By Alex Jones
AN OUT-OF-THIS-WORLD mansion in the heart of New York City, built for a pioneering aviator and inventor who designed cameras used in the APOLLO moon missions, could be yours for just £27m.
Photos of the jaw-dropping five-bedroom property, located just a stone’s throw from Central Park, include a striking shot of the townhouse’s floating mezzanine floor; its radical zigzagging ramps allowing multi-floor access; and a dramatic sitting room which would fit in at any of the finest art galleries or museums in the world.
Another incredible image shows the home’s modernist red granite façade, its simplicity belying the tour-de-force of architecture that lays within.
The Sherman M. Fairchild Mansion, located at 17 East 65th Street in the City That Never Sleeps, is on the market with Christie’s International Real Estate for $35,000,000 (£27,000,000).
Sherman M. Fairchild, a prolific inventor for whom the home is named, commissioned cutting-edge architects George Nelson, a member of the Architecture Committee of the Museum of Modern Art, and William Hamby in 1941 to break the mould of architectural convention to create a home as innovative as he was
They succeeded with a 9,440-square-foot, 25-foot-wide manse that is still an architectural tour de force unlike any other in New York. The non-traditional and open floor plan they conceived split the 100-foot-long lot into two halves, creating a vast internal glassed courtyard in the front, which proved to be a remarkable architectural feat at the time. The private living quarters were beautifully executed and discretely located in the back half.
“This one-of-a-kind townhouse in Lenox Hill offers a rare opportunity for the art enthusiast, in a desirable location, just half a block from both Central Park and Madison Avenue,” said Mr. Roumila, on behalf of Christies International Real Estate.
“The central light-infused atrium offers the perfect setting for entertaining and displaying major art collections.”
Defined by a four-storey great room with an unprecedented span of walls and infused with natural light from a ceiling comprised entirely of glass framed in steel, the townhouse is perfect for displaying large-scale fine art.

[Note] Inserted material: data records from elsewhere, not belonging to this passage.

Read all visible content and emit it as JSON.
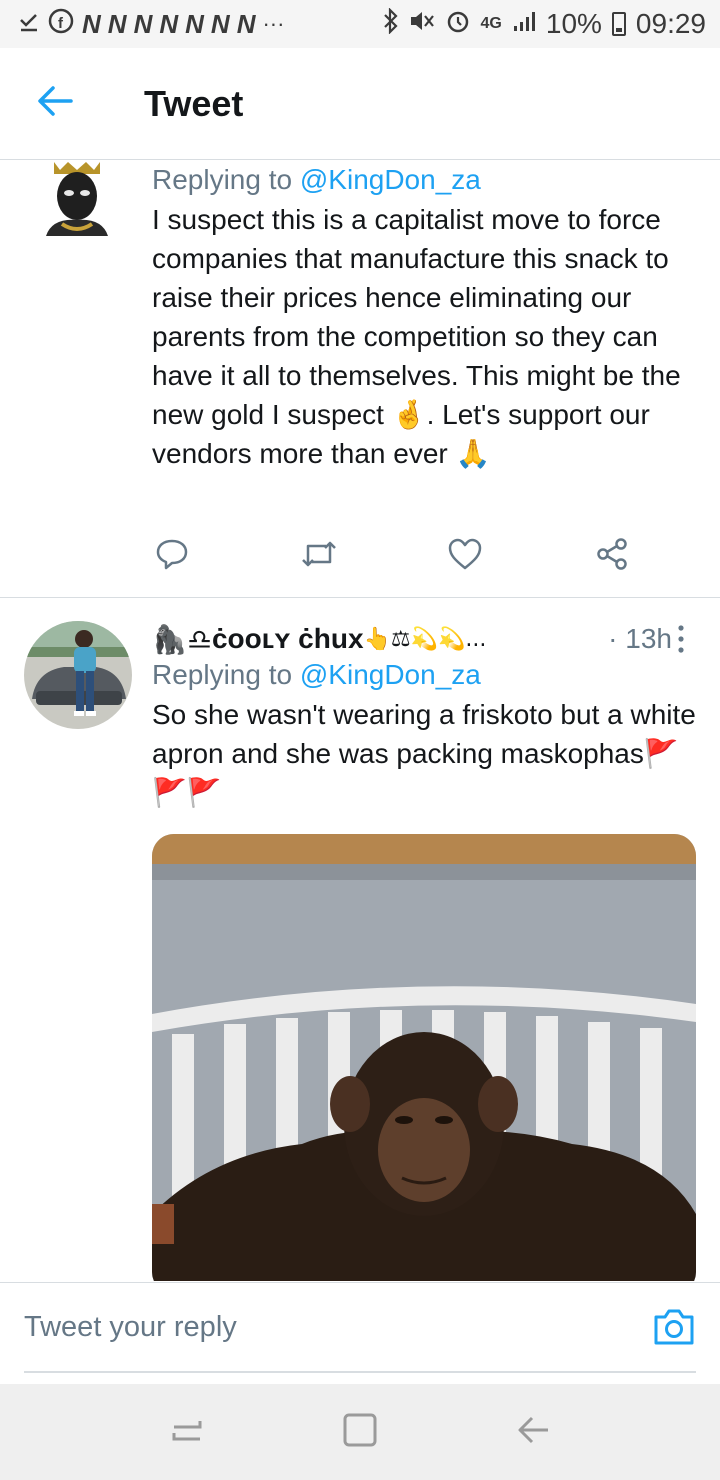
{
  "status_bar": {
    "left_icons": [
      "download-done-icon",
      "facebook-icon"
    ],
    "notification_letters": [
      "N",
      "N",
      "N",
      "N",
      "N",
      "N",
      "N"
    ],
    "more": "···",
    "network": "4G",
    "battery": "10%",
    "time": "09:29"
  },
  "header": {
    "title": "Tweet"
  },
  "tweets": [
    {
      "reply_prefix": "Replying to ",
      "reply_handle": "@KingDon_za",
      "text_1": "I suspect this is a capitalist move to force companies that manufacture this snack to raise their prices hence eliminating our parents from the competition so they can have it all to themselves. This might be the new gold I suspect ",
      "emoji_1": "🤞",
      "text_2": ". Let's support our vendors more than ever ",
      "emoji_2": "🙏"
    },
    {
      "name_prefix_emoji": "🦍♎",
      "name": "ċooʟʏ ċһux",
      "name_suffix_emoji": "👆⚖💫💫...",
      "time": "· 13h",
      "reply_prefix": "Replying to ",
      "reply_handle": "@KingDon_za",
      "text": "So she wasn't wearing a friskoto but a white apron and she was packing maskophas",
      "text_emoji": "🚩🚩🚩"
    }
  ],
  "composer": {
    "placeholder": "Tweet your reply"
  },
  "colors": {
    "accent": "#1da1f2",
    "secondary_text": "#657786",
    "divider": "#d8dde1"
  }
}
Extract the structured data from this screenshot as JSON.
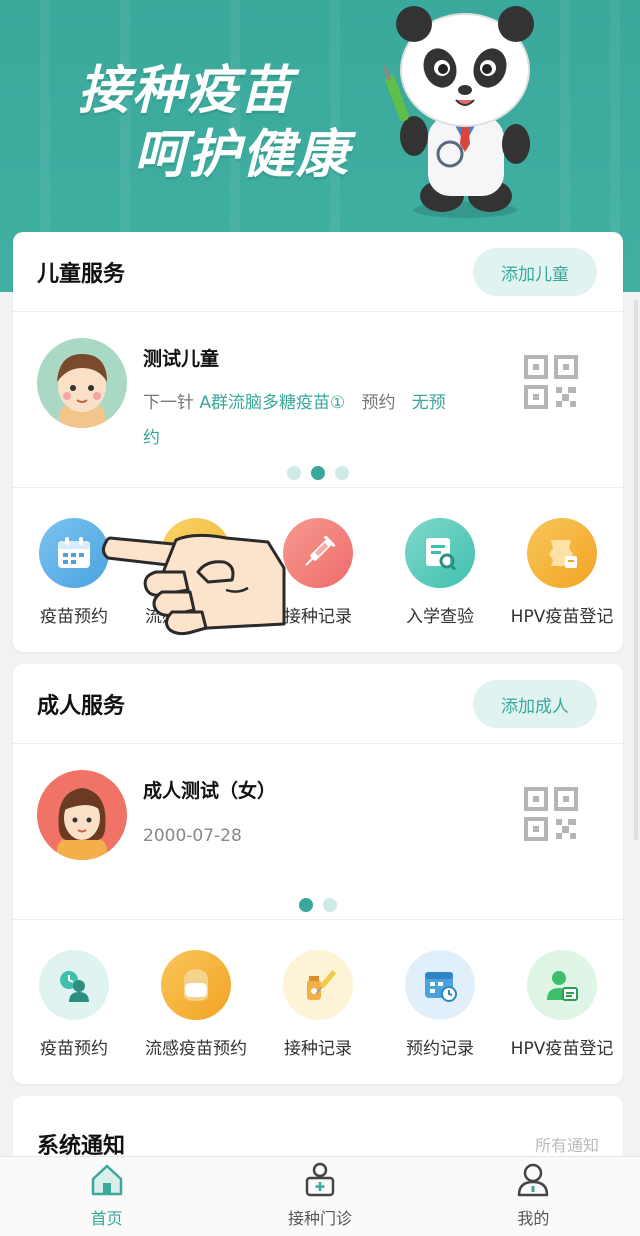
{
  "banner": {
    "line1": "接种疫苗",
    "line2": "呵护健康"
  },
  "child_service": {
    "title": "儿童服务",
    "add_button": "添加儿童",
    "child": {
      "name": "测试儿童",
      "next_prefix": "下一针",
      "next_vaccine": "A群流脑多糖疫苗①",
      "appoint_label": "预约",
      "appoint_status_1": "无预",
      "appoint_status_2": "约"
    },
    "carousel_active_index": 1,
    "carousel_count": 3,
    "icons": [
      {
        "label": "疫苗预约",
        "icon": "calendar-icon",
        "color": "#4aa3df"
      },
      {
        "label": "流感疫苗预约",
        "icon": "flu-icon",
        "color": "#f2b630"
      },
      {
        "label": "接种记录",
        "icon": "syringe-icon",
        "color": "#ef6b6b"
      },
      {
        "label": "入学查验",
        "icon": "document-search-icon",
        "color": "#3fbfae"
      },
      {
        "label": "HPV疫苗登记",
        "icon": "hpv-icon",
        "color": "#f3a323"
      }
    ]
  },
  "adult_service": {
    "title": "成人服务",
    "add_button": "添加成人",
    "adult": {
      "name": "成人测试（女）",
      "birth": "2000-07-28"
    },
    "carousel_active_index": 0,
    "carousel_count": 2,
    "icons": [
      {
        "label": "疫苗预约",
        "icon": "person-clock-icon",
        "color": "#3fbfae"
      },
      {
        "label": "流感疫苗预约",
        "icon": "mask-face-icon",
        "color": "#f2b630"
      },
      {
        "label": "接种记录",
        "icon": "vial-icon",
        "color": "#f2c94c"
      },
      {
        "label": "预约记录",
        "icon": "calendar-clock-icon",
        "color": "#4aa3df"
      },
      {
        "label": "HPV疫苗登记",
        "icon": "person-card-icon",
        "color": "#3fbf6e"
      }
    ]
  },
  "notice": {
    "title": "系统通知",
    "more": "所有通知"
  },
  "tabbar": {
    "items": [
      {
        "label": "首页",
        "icon": "home-icon",
        "active": true
      },
      {
        "label": "接种门诊",
        "icon": "clinic-icon",
        "active": false
      },
      {
        "label": "我的",
        "icon": "user-icon",
        "active": false
      }
    ]
  },
  "colors": {
    "primary": "#3aa89b",
    "pill_bg": "#e1f3f1",
    "page_bg": "#f1f2f4"
  }
}
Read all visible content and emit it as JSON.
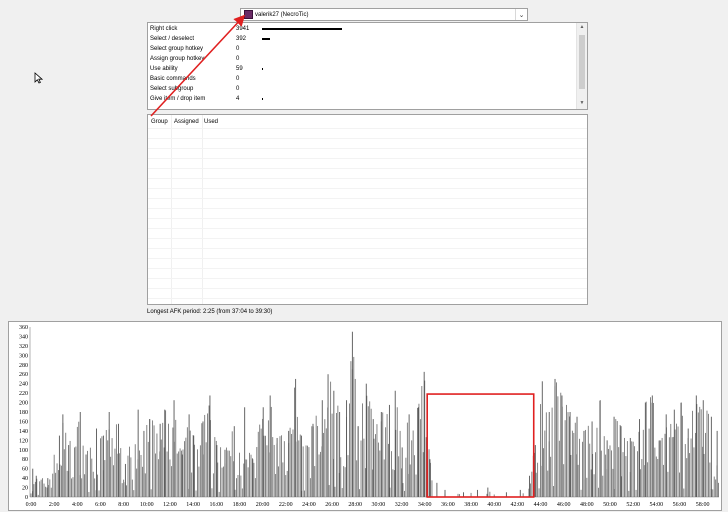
{
  "player": {
    "name": "valerik27 (NecroTic)",
    "color": "#6a2a66"
  },
  "actions": [
    {
      "label": "Right click",
      "count": "3941",
      "value": 3941
    },
    {
      "label": "Select / deselect",
      "count": "392",
      "value": 392
    },
    {
      "label": "Select group hotkey",
      "count": "0",
      "value": 0
    },
    {
      "label": "Assign group hotkey",
      "count": "0",
      "value": 0
    },
    {
      "label": "Use ability",
      "count": "59",
      "value": 59
    },
    {
      "label": "Basic commands",
      "count": "0",
      "value": 0
    },
    {
      "label": "Select subgroup",
      "count": "0",
      "value": 0
    },
    {
      "label": "Give item / drop item",
      "count": "4",
      "value": 4
    }
  ],
  "group_table": {
    "columns": [
      "Group",
      "Assigned",
      "Used"
    ]
  },
  "afk": {
    "text": "Longest AFK period: 2:25 (from 37:04 to 39:30)"
  },
  "highlight": {
    "color": "#e02020",
    "start_minute": 34.3,
    "end_minute": 43.5,
    "value": 218
  },
  "chart_data": {
    "type": "bar",
    "x_ticks": [
      "0:00",
      "2:00",
      "4:00",
      "6:00",
      "8:00",
      "10:00",
      "12:00",
      "14:00",
      "16:00",
      "18:00",
      "20:00",
      "22:00",
      "24:00",
      "26:00",
      "28:00",
      "30:00",
      "32:00",
      "34:00",
      "36:00",
      "38:00",
      "40:00",
      "42:00",
      "44:00",
      "46:00",
      "48:00",
      "50:00",
      "52:00",
      "54:00",
      "56:00",
      "58:00"
    ],
    "y_ticks": [
      0,
      20,
      40,
      60,
      80,
      100,
      120,
      140,
      160,
      180,
      200,
      220,
      240,
      260,
      280,
      300,
      320,
      340,
      360
    ],
    "ylim": [
      0,
      360
    ],
    "xlim_minutes": [
      0,
      59.5
    ],
    "bar_color": "#707070",
    "peaks": [
      [
        0.2,
        60
      ],
      [
        0.5,
        45
      ],
      [
        1.5,
        40
      ],
      [
        2.5,
        130
      ],
      [
        2.8,
        175
      ],
      [
        3.3,
        110
      ],
      [
        4.3,
        180
      ],
      [
        4.8,
        90
      ],
      [
        5.7,
        145
      ],
      [
        6.3,
        130
      ],
      [
        6.8,
        180
      ],
      [
        7.6,
        155
      ],
      [
        8.2,
        70
      ],
      [
        9.3,
        185
      ],
      [
        9.8,
        140
      ],
      [
        10.3,
        165
      ],
      [
        11.2,
        155
      ],
      [
        11.6,
        185
      ],
      [
        12.4,
        205
      ],
      [
        13.1,
        90
      ],
      [
        13.7,
        175
      ],
      [
        14.1,
        130
      ],
      [
        14.9,
        160
      ],
      [
        15.5,
        215
      ],
      [
        16.1,
        110
      ],
      [
        16.8,
        100
      ],
      [
        17.6,
        150
      ],
      [
        18.5,
        190
      ],
      [
        19.2,
        80
      ],
      [
        20.1,
        190
      ],
      [
        20.7,
        215
      ],
      [
        21.3,
        125
      ],
      [
        22.3,
        140
      ],
      [
        22.9,
        250
      ],
      [
        23.4,
        130
      ],
      [
        24.4,
        155
      ],
      [
        25.2,
        205
      ],
      [
        25.7,
        260
      ],
      [
        26.2,
        225
      ],
      [
        26.7,
        180
      ],
      [
        27.3,
        205
      ],
      [
        27.8,
        350
      ],
      [
        28.3,
        150
      ],
      [
        29.0,
        240
      ],
      [
        29.6,
        165
      ],
      [
        30.3,
        180
      ],
      [
        31.0,
        195
      ],
      [
        31.5,
        225
      ],
      [
        32.1,
        105
      ],
      [
        32.7,
        175
      ],
      [
        33.5,
        190
      ],
      [
        34.0,
        265
      ],
      [
        34.5,
        80
      ],
      [
        35.1,
        30
      ],
      [
        35.8,
        15
      ],
      [
        37.4,
        10
      ],
      [
        38.6,
        15
      ],
      [
        39.5,
        20
      ],
      [
        41.1,
        10
      ],
      [
        42.3,
        15
      ],
      [
        43.1,
        45
      ],
      [
        43.6,
        110
      ],
      [
        44.2,
        245
      ],
      [
        44.8,
        180
      ],
      [
        45.3,
        250
      ],
      [
        45.9,
        215
      ],
      [
        46.6,
        180
      ],
      [
        47.2,
        170
      ],
      [
        47.8,
        140
      ],
      [
        48.5,
        160
      ],
      [
        49.2,
        205
      ],
      [
        49.8,
        120
      ],
      [
        50.4,
        170
      ],
      [
        51.0,
        150
      ],
      [
        51.8,
        125
      ],
      [
        52.6,
        165
      ],
      [
        53.1,
        200
      ],
      [
        53.7,
        215
      ],
      [
        54.3,
        120
      ],
      [
        54.9,
        175
      ],
      [
        55.6,
        185
      ],
      [
        56.2,
        200
      ],
      [
        56.8,
        145
      ],
      [
        57.5,
        215
      ],
      [
        58.1,
        205
      ],
      [
        58.8,
        170
      ],
      [
        59.3,
        140
      ]
    ]
  }
}
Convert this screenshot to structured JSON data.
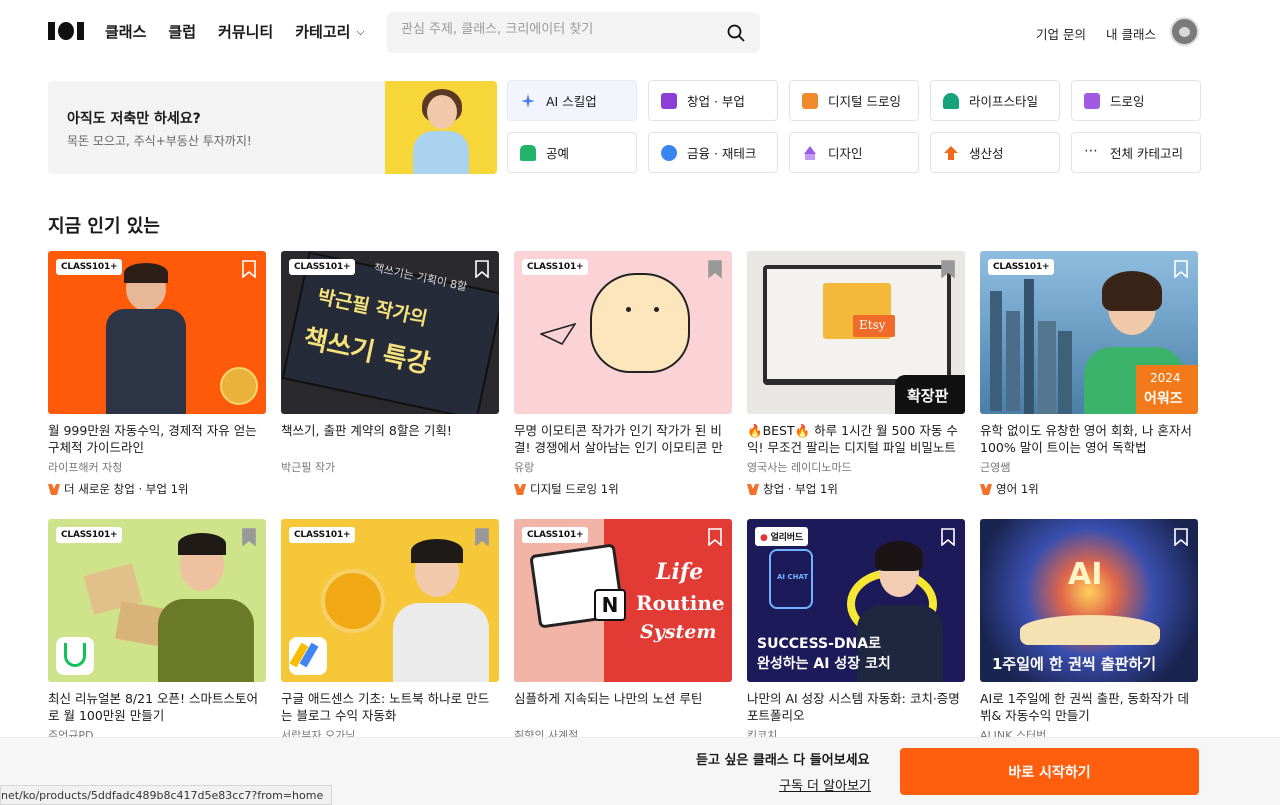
{
  "header": {
    "nav": [
      "클래스",
      "클럽",
      "커뮤니티",
      "카테고리"
    ],
    "search_placeholder": "관심 주제, 클래스, 크리에이터 찾기",
    "links": [
      "기업 문의",
      "내 클래스"
    ]
  },
  "promo": {
    "title": "아직도 저축만 하세요?",
    "subtitle": "목돈 모으고, 주식+부동산 투자까지!"
  },
  "categories": [
    {
      "label": "AI 스킬업",
      "color": "#4a7cf0"
    },
    {
      "label": "창업 · 부업",
      "color": "#8b3fd6"
    },
    {
      "label": "디지털 드로잉",
      "color": "#f08a2c"
    },
    {
      "label": "라이프스타일",
      "color": "#17a37a"
    },
    {
      "label": "드로잉",
      "color": "#a15be0"
    },
    {
      "label": "공예",
      "color": "#21b46a"
    },
    {
      "label": "금융 · 재테크",
      "color": "#3a86f0"
    },
    {
      "label": "디자인",
      "color": "#9b5de5"
    },
    {
      "label": "생산성",
      "color": "#f06a1e"
    },
    {
      "label": "전체 카테고리",
      "color": "#333333"
    }
  ],
  "section_title": "지금 인기 있는",
  "cards": [
    {
      "badge": "CLASS101+",
      "title": "월 999만원 자동수익, 경제적 자유 얻는 구체적 가이드라인",
      "author": "라이프해커 자청",
      "rank": "더 새로운 창업 · 부업 1위",
      "bg": "#ff5a0a"
    },
    {
      "badge": "CLASS101+",
      "title": "책쓰기, 출판 계약의 8할은 기획!",
      "author": "박근필 작가",
      "rank": "",
      "bg": "#2a2a2e",
      "art1": "책쓰기는 기획이 8할",
      "art2": "박근필 작가의",
      "art3": "책쓰기 특강"
    },
    {
      "badge": "CLASS101+",
      "title": "무명 이모티콘 작가가 인기 작가가 된 비결! 경쟁에서 살아남는 인기 이모티콘 만들기",
      "author": "유랑",
      "rank": "디지털 드로잉 1위",
      "bg": "#fbd3d6"
    },
    {
      "badge": "",
      "title": "🔥BEST🔥 하루 1시간 월 500 자동 수익! 무조건 팔리는 디지털 파일 비밀노트",
      "author": "영국사는 레이디노마드",
      "rank": "창업 · 부업 1위",
      "bg": "#e9e7e3",
      "art1": "Etsy",
      "art2": "확장판"
    },
    {
      "badge": "CLASS101+",
      "title": "유학 없이도 유창한 영어 회화, 나 혼자서 100% 말이 트이는 영어 독학법",
      "author": "근영쌤",
      "rank": "영어 1위",
      "bg": "#6fa2c9",
      "art1": "2024",
      "art2": "어워즈"
    },
    {
      "badge": "CLASS101+",
      "title": "최신 리뉴얼본 8/21 오픈! 스마트스토어로 월 100만원 만들기",
      "author": "주언규PD",
      "rank": "",
      "bg": "#cfe38a"
    },
    {
      "badge": "CLASS101+",
      "title": "구글 애드센스 기초: 노트북 하나로 만드는 블로그 수익 자동화",
      "author": "서랍부자 오가닉",
      "rank": "",
      "bg": "#f7c73a"
    },
    {
      "badge": "CLASS101+",
      "title": "심플하게 지속되는 나만의 노션 루틴",
      "author": "취향의 사계절",
      "rank": "",
      "bg": "#e23b35",
      "art1": "Life",
      "art2": "Routine",
      "art3": "System"
    },
    {
      "badge": "얼리버드",
      "title": "나만의 AI 성장 시스템 자동화: 코치·증명 포트폴리오",
      "author": "킨코치",
      "rank": "",
      "bg": "#1d1a5a",
      "art1": "SUCCESS-DNA로",
      "art2": "완성하는 AI 성장 코치",
      "art3": "AI CHAT"
    },
    {
      "badge": "",
      "title": "AI로 1주일에 한 권씩 출판, 동화작가 데뷔& 자동수익 만들기",
      "author": "ALINK 스터번",
      "rank": "",
      "bg": "#1d2c5e",
      "art1": "AI",
      "art2": "1주일에 한 권씩 출판하기"
    }
  ],
  "bottom": {
    "text": "듣고 싶은 클래스 다 들어보세요",
    "link": "구독 더 알아보기",
    "cta": "바로 시작하기"
  },
  "status_url": "net/ko/products/5ddfadc489b8c417d5e83cc7?from=home"
}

Floating staircases access public entertaining spaces, including a viewing gallery, a chef’s kitchen and a formal dining room.
A second rear staircase accesses the home’s private living quarters, such as the pampering master suite with two baths and a sitting alcove, an office, a library, a wine cellar, a vault and four additional bedrooms, including a loft aery infused with the same ceiling light that graces the home’s great room. The building’s contemporary frontage was completed in 1981 by postmodern architect Milton Klein, and hint at what contemporary wonders await inside.
Fairchild was the only son and heir of George Winthrop Fairchild, the long-time chairman of IBM. The younger Fairchild oversaw the aeronautics juggernaut, Fairchild Aeronautics, in the WWI era, and held some 30 patents in fields such as camera and audio technology. Fairchild is also responsible for inventing the first synchronised camera shutter and flash as well as developing new technologies for aerial cameras that were later used on the Apollo Missions.
He was a life-long bachelor, playboy, and jazz enthusiast, who enjoyed entertaining A-listers from the world over in his showcase home.
Famed composer Hoagy Carmichael was a frequent guest and played on one of the two white Steinway pianos Fairchild had wired to his recording studio. Several jazz albums from the day credited Fairchild Studios as a recording partner.